9. GitKnowledgeSource Not Syncing

Symptoms:

# GitKnowledgeSource status shows errors or Synced condition is False
kubectl get gitknowledgesources --output yaml

Diagnosis:

# Check GitKnowledgeSource status
kubectl get gitknowledgesources -n dot-ai -o jsonpath='{.items[*].status}'

# Check controller logs for sync errors
kubectl logs --selector app.kubernetes.io/name=dot-ai-controller --namespace dot-ai | grep -i "gitknowledge\|clone"

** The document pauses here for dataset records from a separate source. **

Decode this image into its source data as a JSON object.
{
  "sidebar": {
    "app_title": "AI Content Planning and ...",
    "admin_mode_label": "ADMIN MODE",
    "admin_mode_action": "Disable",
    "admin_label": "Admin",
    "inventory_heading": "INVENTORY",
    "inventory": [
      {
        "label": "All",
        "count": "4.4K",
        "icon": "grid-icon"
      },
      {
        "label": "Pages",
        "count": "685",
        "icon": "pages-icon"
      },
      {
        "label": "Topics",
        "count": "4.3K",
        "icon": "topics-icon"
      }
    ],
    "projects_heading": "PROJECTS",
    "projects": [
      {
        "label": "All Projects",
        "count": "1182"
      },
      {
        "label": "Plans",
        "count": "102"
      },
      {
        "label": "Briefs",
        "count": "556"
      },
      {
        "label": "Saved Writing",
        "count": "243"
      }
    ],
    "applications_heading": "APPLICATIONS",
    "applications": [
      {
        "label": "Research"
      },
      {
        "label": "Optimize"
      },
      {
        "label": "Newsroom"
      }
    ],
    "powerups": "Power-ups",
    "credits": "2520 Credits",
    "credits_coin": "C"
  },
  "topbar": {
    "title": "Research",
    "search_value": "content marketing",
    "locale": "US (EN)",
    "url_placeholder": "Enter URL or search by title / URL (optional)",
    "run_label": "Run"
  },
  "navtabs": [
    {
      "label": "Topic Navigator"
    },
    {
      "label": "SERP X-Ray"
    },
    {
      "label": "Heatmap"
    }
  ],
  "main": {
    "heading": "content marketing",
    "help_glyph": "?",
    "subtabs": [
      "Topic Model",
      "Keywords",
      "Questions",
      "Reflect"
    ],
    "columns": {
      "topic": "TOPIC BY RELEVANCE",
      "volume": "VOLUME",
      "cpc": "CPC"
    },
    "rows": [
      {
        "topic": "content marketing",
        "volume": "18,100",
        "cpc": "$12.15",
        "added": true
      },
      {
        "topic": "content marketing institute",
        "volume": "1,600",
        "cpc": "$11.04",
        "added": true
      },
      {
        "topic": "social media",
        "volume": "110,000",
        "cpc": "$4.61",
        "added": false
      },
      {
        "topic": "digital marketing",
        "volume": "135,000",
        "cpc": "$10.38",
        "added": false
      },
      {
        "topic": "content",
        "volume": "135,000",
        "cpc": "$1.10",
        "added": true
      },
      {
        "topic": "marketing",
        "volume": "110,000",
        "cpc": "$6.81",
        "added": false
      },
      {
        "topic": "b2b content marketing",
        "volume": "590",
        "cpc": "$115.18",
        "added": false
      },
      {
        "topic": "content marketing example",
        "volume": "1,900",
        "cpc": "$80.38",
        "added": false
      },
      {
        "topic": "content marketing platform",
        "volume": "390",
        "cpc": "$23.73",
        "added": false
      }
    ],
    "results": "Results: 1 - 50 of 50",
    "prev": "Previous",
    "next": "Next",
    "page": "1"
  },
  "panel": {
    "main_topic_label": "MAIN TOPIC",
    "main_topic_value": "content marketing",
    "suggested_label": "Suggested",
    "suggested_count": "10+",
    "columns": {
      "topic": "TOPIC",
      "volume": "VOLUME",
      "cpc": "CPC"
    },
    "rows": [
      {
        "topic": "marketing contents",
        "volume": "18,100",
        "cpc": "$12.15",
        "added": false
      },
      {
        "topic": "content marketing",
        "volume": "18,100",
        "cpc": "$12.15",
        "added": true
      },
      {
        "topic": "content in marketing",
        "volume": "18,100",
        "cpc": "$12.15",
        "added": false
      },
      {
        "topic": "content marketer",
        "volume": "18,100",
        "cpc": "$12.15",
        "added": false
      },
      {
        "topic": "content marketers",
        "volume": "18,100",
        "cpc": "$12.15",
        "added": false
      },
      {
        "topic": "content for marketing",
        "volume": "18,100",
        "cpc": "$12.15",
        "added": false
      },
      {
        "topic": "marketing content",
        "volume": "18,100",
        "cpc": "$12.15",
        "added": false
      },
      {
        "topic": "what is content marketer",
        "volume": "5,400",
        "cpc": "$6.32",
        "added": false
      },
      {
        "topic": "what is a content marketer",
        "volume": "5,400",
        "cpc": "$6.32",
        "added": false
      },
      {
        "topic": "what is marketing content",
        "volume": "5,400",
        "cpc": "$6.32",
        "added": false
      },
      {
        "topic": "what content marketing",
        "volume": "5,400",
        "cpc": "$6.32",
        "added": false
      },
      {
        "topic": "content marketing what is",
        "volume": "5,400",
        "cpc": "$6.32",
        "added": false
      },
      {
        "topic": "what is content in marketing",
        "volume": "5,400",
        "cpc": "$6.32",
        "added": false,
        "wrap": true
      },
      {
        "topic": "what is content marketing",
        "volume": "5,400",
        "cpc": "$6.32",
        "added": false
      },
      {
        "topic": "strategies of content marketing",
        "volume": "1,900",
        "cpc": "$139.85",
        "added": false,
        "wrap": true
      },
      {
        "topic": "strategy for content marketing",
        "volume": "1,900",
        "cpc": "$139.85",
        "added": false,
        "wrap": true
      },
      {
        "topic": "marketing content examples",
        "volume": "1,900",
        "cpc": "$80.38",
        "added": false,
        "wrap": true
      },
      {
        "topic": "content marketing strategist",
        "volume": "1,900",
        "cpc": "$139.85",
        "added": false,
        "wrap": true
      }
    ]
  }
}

# Verify MCP endpoint is reachable
kubectl exec --namespace dot-ai deployment/dot-ai-controller-manager -- \
curl -v http://dot-ai.dot-ai.svc:3456/health

Common Causes:

  • CloneError with "read-only file system": Controller deployment missing /tmp volume mount
  • Authentication failure: Invalid or missing token for private repositories
  • MCP unreachable: Wrong MCP server URL or network issues
  • Invalid path patterns: Glob patterns not matching any files

Solution:

# Check for read-only filesystem error (needs /tmp volume)
kubectl get gitknowledgesources -n dot-ai -o jsonpath='{.items[*].status.lastError}'

# Verify the controller has /tmp volume mounted
kubectl get deployment dot-ai-controller-manager -n dot-ai -o jsonpath='{.spec.template.spec.containers[0].volumeMounts}'

# If missing, patch to add /tmp volume:
kubectl patch deployment dot-ai-controller-manager -n dot-ai --type='json' -p='[
{"op": "add", "path": "/spec/template/spec/volumes", "value": [{"name": "tmp-dir", "emptyDir": {}}]},
{"op": "add", "path": "/spec/template/spec/containers/0/volumeMounts", "value": [{"name": "tmp-dir", "mountPath": "/tmp"}]}
]'

# For private repo auth issues, verify secret exists
kubectl get secret <secret-name> -n dot-ai -o jsonpath='{.data.<key>}' | base64 -d

10. ResourceSync High Traffic or Performance Issues

Symptoms:

  • High CPU/memory usage on controller
  • Frequent sync requests to MCP
  • Slow cluster performance

Diagnosis:

# Check sync frequency and resource counts
kubectl get resourcesyncconfigs --output yaml | grep -A5 status

# Check debounce and resync settings
kubectl get resourcesyncconfigs --output yaml | grep -E "debounceWindowSeconds|resyncIntervalMinutes"

Solution:

Adjust debounce and resync intervals in your ResourceSyncConfig:

spec:
debounceWindowSeconds: 30 # Increase to batch more changes
resyncIntervalMinutes: 120 # Increase to reduce full resyncs

Getting Help

Collect Diagnostic Information

When reporting issues, include this diagnostic information:

# Controller status and logs
kubectl get pods --namespace dot-ai
kubectl logs --selector app.kubernetes.io/name=dot-ai-controller --namespace dot-ai --tail 100

# MCP status and logs
kubectl logs --namespace dot-ai --selector app.kubernetes.io/name=dot-ai --tail 50

# RemediationPolicy configuration
kubectl get remediationpolicies --namespace dot-ai --output yaml

# ResourceSyncConfig configuration and status
kubectl get resourcesyncconfigs --all-namespaces --output yaml

# CapabilityScanConfig configuration and status
kubectl get capabilityscanconfigs --all-namespaces --output yaml

# Recent events
kubectl get events --namespace dot-ai --sort-by='.lastTimestamp' --field-selector type=Warning

Enable Debug Logging

For more detailed troubleshooting, you can increase log verbosity:

# Edit the controller deployment to add debug flags
kubectl patch deployment dot-ai-controller-manager --namespace dot-ai --patch='
{
"spec": {
"template": {
"spec": {
"containers": [
{
"name": "manager",
"args": ["--leader-elect", "--health-probe-bind-address=:8081", "-v=2"]
}
]
}
}
}
}'

Resource Requirements

The default resource limits are:

Controller:

  • Limits: 500m CPU, 128Mi memory
  • Requests: 10m CPU, 64Mi memory

MCP:

  • Limits: 1 CPU, 2Gi memory
  • Requests: 200m CPU, 512Mi memory

These should be sufficient for most use cases, but may need adjustment for high-volume environments.